The benchmark S&P 500 edged higher on Friday, with focus on retailers as Black Friday sales kicked off against the backdrop of stubbornly high inflation and cooling economic growth.
Shoppers were expected to turn out in record numbers to shop for Black Friday deals, but with inclement weather, thin crowds were seen outside stores on what has historically been the busiest shopping day of the year.
U.S. retail stocks have become a barometer of consumer confidence as inflation bites. The S&P 500 retail index slipped 0.1 percent on Friday, bringing its year-to-date losses to a little over 30 percent, while the S&P 500 is down 15 percent so far this year.
“We’re going have a higher-than-expected Black Friday sales number. The reason why I think so is the strength of U.S. consumers is still being far too discounted with full employment and large cash savings,” said Phil Blancato, chief executive of Ladenburg Thalmann Asset Management in New York.
Shares of retailers Target Corp, Macy’s Inc and Best Buy Co Inc were mixed, while the S&P consumer discretionary index rose 0.3 percent.
Wall street’s main indexes have rallied strongly since hitting their early October lows, with the S&P 500 up more than 15 percent on a boost from a better-than-expected earnings season and more recently on hopes of less aggressive interest rates hikes by the U.S. Federal Reserve.
Expectations are now of a 63.5 percent chance that the Fed will increase its key benchmark rate by 50 basis points in December, with the rates seen peaking in June 2023.
At 10:10 a.m. ET, the Dow Jones Industrial Average was up 152.42 points, or 0.45 percent, at 34,346.48, with shares of UnitedHealth Group Inc and Home Depot Inc providing the biggest boost.
The S&P 500 rose 3.41 points, or 0.08 percent, at 4,030.67, while the Nasdaq Composite slipped 36.70 points, or 0.33 percent, at 11,248.61.

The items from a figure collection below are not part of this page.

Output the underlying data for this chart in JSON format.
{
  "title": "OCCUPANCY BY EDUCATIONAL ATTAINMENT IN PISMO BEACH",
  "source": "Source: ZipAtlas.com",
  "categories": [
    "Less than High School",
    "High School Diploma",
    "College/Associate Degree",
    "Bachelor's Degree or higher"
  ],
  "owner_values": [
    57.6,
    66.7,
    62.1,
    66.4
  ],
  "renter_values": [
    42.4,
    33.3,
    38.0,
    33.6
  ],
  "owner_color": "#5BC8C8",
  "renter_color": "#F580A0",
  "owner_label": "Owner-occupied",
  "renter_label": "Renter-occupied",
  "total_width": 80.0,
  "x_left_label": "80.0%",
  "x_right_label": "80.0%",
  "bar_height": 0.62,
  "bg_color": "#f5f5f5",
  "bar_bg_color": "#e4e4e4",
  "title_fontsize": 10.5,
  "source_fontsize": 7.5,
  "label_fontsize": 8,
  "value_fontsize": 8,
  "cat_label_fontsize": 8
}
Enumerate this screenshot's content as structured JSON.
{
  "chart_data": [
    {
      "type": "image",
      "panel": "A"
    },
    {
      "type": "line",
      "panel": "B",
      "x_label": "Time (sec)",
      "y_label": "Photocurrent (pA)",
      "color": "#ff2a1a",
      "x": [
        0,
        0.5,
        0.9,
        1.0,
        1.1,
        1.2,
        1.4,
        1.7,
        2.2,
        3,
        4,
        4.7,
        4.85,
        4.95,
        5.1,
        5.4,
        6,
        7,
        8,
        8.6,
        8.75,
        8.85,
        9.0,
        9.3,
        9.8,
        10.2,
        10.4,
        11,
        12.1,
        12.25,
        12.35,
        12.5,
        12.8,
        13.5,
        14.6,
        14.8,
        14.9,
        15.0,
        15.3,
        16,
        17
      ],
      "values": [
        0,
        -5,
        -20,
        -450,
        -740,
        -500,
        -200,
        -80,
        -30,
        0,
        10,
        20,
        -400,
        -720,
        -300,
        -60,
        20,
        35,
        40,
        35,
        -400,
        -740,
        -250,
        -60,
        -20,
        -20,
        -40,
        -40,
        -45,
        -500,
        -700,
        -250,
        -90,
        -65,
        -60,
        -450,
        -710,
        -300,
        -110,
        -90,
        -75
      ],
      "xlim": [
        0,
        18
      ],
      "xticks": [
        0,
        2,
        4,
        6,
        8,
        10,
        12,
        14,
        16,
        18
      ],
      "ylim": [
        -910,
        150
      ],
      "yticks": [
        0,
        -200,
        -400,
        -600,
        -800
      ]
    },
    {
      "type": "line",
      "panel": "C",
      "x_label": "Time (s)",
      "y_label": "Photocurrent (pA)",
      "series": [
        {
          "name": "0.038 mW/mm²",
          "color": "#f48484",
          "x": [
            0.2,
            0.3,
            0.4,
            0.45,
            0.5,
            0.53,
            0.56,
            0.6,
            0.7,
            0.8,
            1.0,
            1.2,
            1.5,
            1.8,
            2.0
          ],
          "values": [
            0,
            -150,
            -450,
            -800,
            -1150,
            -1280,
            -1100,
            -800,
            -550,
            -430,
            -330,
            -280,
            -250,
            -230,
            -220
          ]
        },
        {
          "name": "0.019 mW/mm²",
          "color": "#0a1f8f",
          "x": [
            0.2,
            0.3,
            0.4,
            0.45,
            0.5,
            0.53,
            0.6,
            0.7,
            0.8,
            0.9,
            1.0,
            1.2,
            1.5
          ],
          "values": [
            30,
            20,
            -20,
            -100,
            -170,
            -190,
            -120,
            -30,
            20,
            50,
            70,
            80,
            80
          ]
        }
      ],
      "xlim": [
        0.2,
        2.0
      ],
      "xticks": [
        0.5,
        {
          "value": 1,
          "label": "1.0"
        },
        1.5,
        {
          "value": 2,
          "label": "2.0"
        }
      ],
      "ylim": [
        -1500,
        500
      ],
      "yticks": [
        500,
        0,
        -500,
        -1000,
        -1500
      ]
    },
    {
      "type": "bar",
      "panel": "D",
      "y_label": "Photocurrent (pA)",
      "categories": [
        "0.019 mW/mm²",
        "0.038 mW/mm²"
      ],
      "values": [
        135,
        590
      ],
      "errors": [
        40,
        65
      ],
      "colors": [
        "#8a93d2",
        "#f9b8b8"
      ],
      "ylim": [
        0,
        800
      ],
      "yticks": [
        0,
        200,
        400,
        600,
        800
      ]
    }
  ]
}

Weighing on Nasdaq, Activision Blizzard Inc fell 4.2 percent on a media report that the U.S. Federal Trade Commission was likely to file an antitrust lawsuit to block Microsoft Corp’s $69-billion takeover bid for the video game publisher.
Apple Inc slipped 1.6 percent after news of reduced iPhone shipments in November from a Foxconn plant in China.
U.S. stock markets will close at 1 p.m. ET on Friday, after being closed on Thursday for Thanksgiving.
Advancing issues outnumbered decliners for a 1.84-to-1 ratio on the NYSE and a 1.32-to-1 ratio on the Nasdaq.
The S&P index recorded 16 new 52-week highs and no new low, while the Nasdaq recorded 39 new highs and 42 new lows.